SELECTED DETERMINANTS OF PARENTAL INVOLVEMENT IN DEVELOPING CHILDREN'S LANGUAGE AND READING SKILLS. EMPIRICAL GUIDELINES FOR DESIGNING ACTIVITIES SUPPORTING HOME LITERACY ENVIRONMENTS
K. Kuracki
According to the assumptions of theories explaining the process of learning and reading from a socio-cognitive and socio-pragmatic perspective, an important role in shaping reading competences is played by the child's early interactions with the printed word, taking place in the relationship with parents, whose involvement in arousing children's cognitive curiosity and creating scaffolds for their development may be associated with, among others: conviction about their knowledge, skills and effectiveness in organizing support for the child in learning, ways of perceiving one's own parental role and expectations towards one's own child. Although Polish and foreign scientific research emphasizes the importance of the so-called reading situation in the home environment for the development of conceptual thinking, phonological awareness and linguistic competence in children, there is still a lack of clear data explaining what determines the quality of reading practices in the family. The research project carried out by the author of the presentation, in which nearly 400 parents of children with special developmental needs and children developing normally took part, is an attempt to recognize the factors determining the involvement of parents in developing skills necessary in the process of reading and writing. The presented research was conducted in a quantitative orientation using tools such as: Parent Behavior Inventory by M. Christina Lovejoy, Robert Weis, Elizabeth O'Hare and Elizabeth C. Rubin, Parent Cognition Scale by Jeffery D. Snarr, Amy M. Smith Slep and Vincent P. Grande, and Family Literacy Activities Inventory by Lay See Yeo, Winston W. Ong and Charis M. Ng. The results were analyzed using regression analysis in Model templates for PROCESS v4 for SPSS by Hayes.
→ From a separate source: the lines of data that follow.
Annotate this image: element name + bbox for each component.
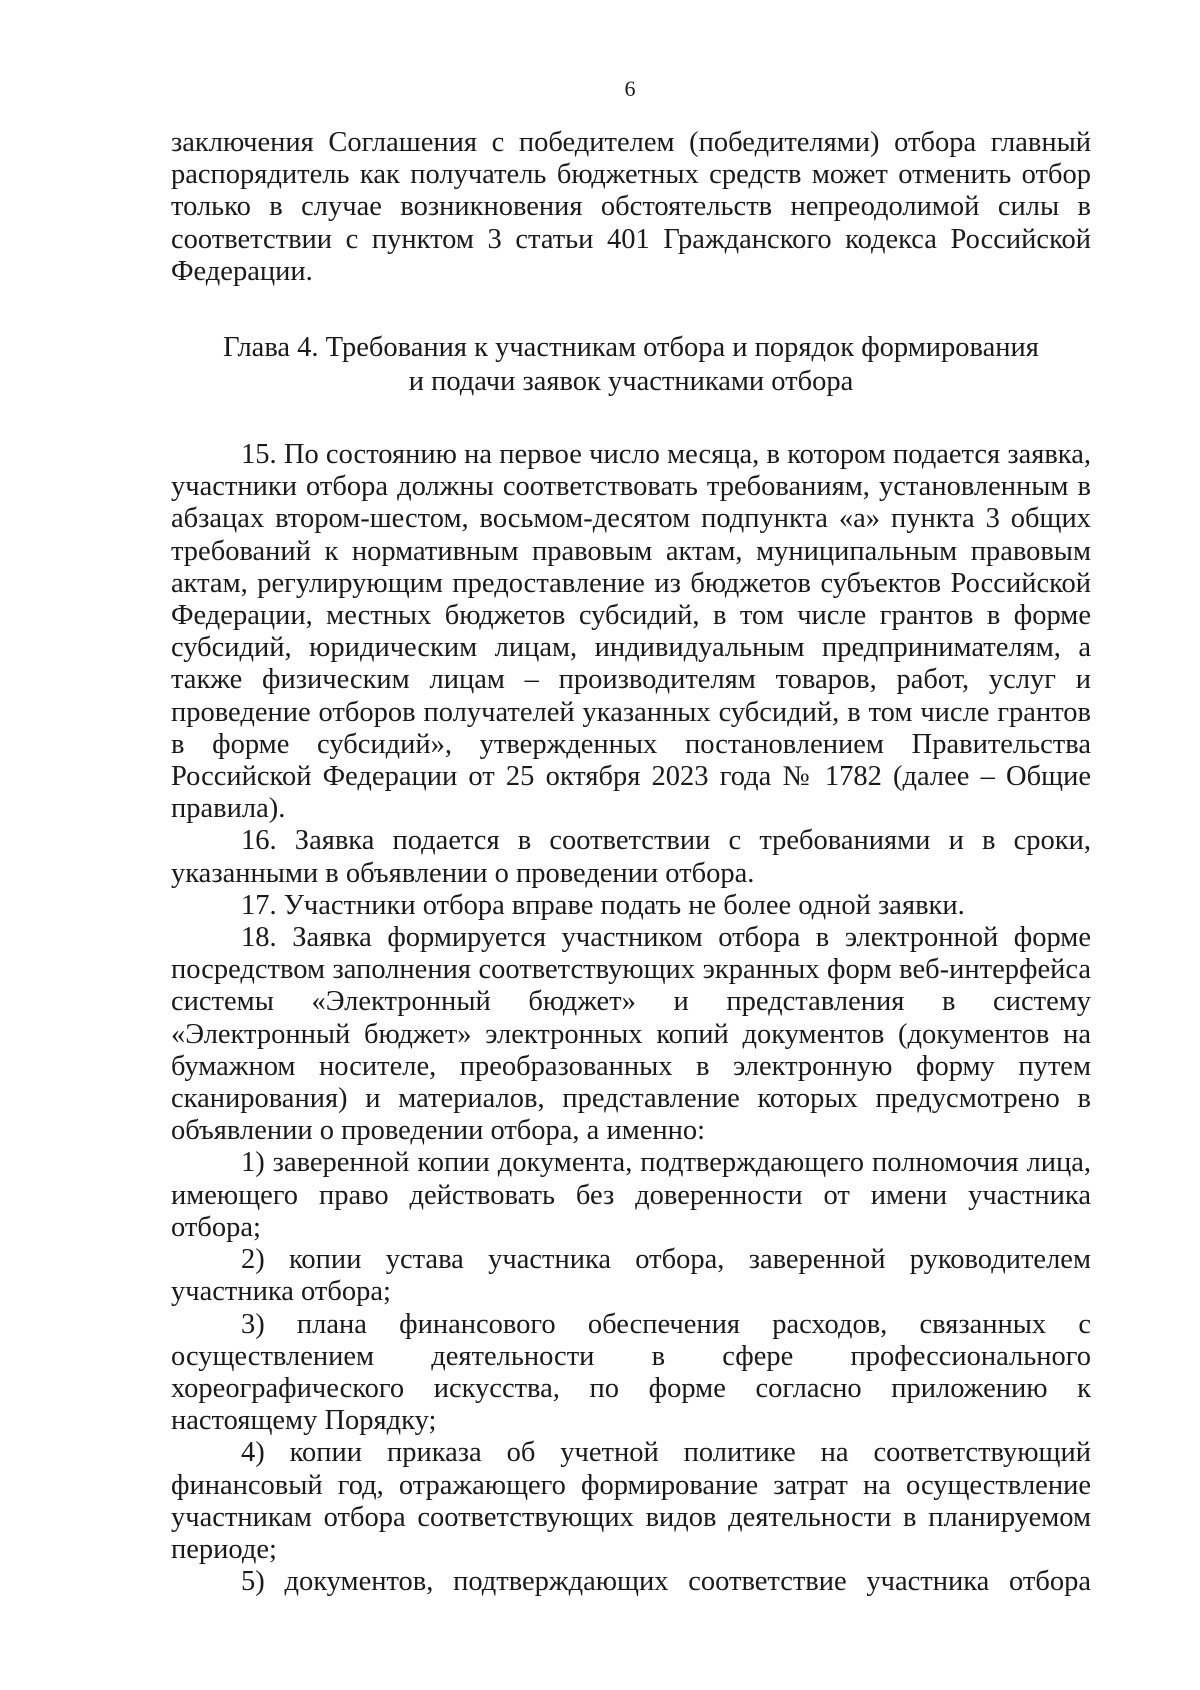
paragraph-15: 15. По состоянию на первое число месяца, в котором подается заявка, участники отбора должны соответствовать требованиям, установленным в абзацах втором-шестом, восьмом-десятом подпункта «а» пункта 3 общих требований к нормативным правовым актам, муниципальным правовым актам, регулирующим предоставление из бюджетов субъектов Российской Федерации, местных бюджетов субсидий, в том числе грантов в форме субсидий, юридическим лицам, индивидуальным предпринимателям, а также физическим лицам – производителям товаров, работ, услуг и проведение отборов получателей указанных субсидий, в том числе грантов в форме субсидий», утвержденных постановлением Правительства Российской Федерации от 25 октября 2023 года № 1782 (далее – Общие правила). xyxy=(171,439,1091,825)
paragraph-16: 16. Заявка подается в соответствии с требованиями и в сроки, указанными в объявлении о проведении отбора. xyxy=(171,825,1091,889)
list-item-4: 4) копии приказа об учетной политике на соответствующий финансовый год, отражающего формирование затрат на осуществление участникам отбора соответствующих видов деятельности в планируемом периоде; xyxy=(171,1437,1091,1565)
list-item-2: 2) копии устава участника отбора, заверенной руководителем участника отбора; xyxy=(171,1244,1091,1308)
chapter-heading xyxy=(171,331,1091,399)
chapter-heading-line-2: и подачи заявок участниками отбора xyxy=(408,366,854,398)
paragraph-18: 18. Заявка формируется участником отбора в электронной форме посредством заполнения соответствующих экранных форм веб-интерфейса системы «Электронный бюджет» и представления в систему «Электронный бюджет» электронных копий документов (документов на бумажном носителе, преобразованных в электронную форму путем сканирования) и материалов, представление которых предусмотрено в объявлении о проведении отбора, а именно: xyxy=(171,922,1091,1147)
document-body xyxy=(171,127,1091,1598)
paragraph-17: 17. Участники отбора вправе подать не более одной заявки. xyxy=(241,889,965,921)
list-item-3: 3) плана финансового обеспечения расходов, связанных с осуществлением деятельности в сфере профессионального хореографического искусства, по форме согласно приложению к настоящему Порядку; xyxy=(171,1308,1091,1437)
list-item-1: 1) заверенной копии документа, подтверждающего полномочия лица, имеющего право действовать без доверенности от имени участника отбора; xyxy=(171,1147,1091,1243)
paragraph-continuation: заключения Соглашения с победителем (победителями) отбора главный распорядитель как получатель бюджетных средств может отменить отбор только в случае возникновения обстоятельств непреодолимой силы в соответствии с пунктом 3 статьи 401 Гражданского кодекса Российской Федерации. xyxy=(171,127,1091,287)
list-item-5: 5) документов, подтверждающих соответствие участника отбора xyxy=(241,1566,1091,1598)
page-number: 6 xyxy=(624,76,636,101)
chapter-heading-line-1: Глава 4. Требования к участникам отбора и порядок формирования xyxy=(223,332,1039,364)
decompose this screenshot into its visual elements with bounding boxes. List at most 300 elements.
The research allowed for establishing relationships between the involvement of both groups of parents in undertaking early reading initiations and their supportive or coercive behaviors, self-assessment of their own behaviors in contact with the child and assessment of the child's behavior, as well as for recognizing predictors of the involvement of parents of children with and without special developmental needs in undertaking joint reading initiations with their children.
Keywords: Home Literacy Environment, Reading and Writing, Children with special educational needs, Parents.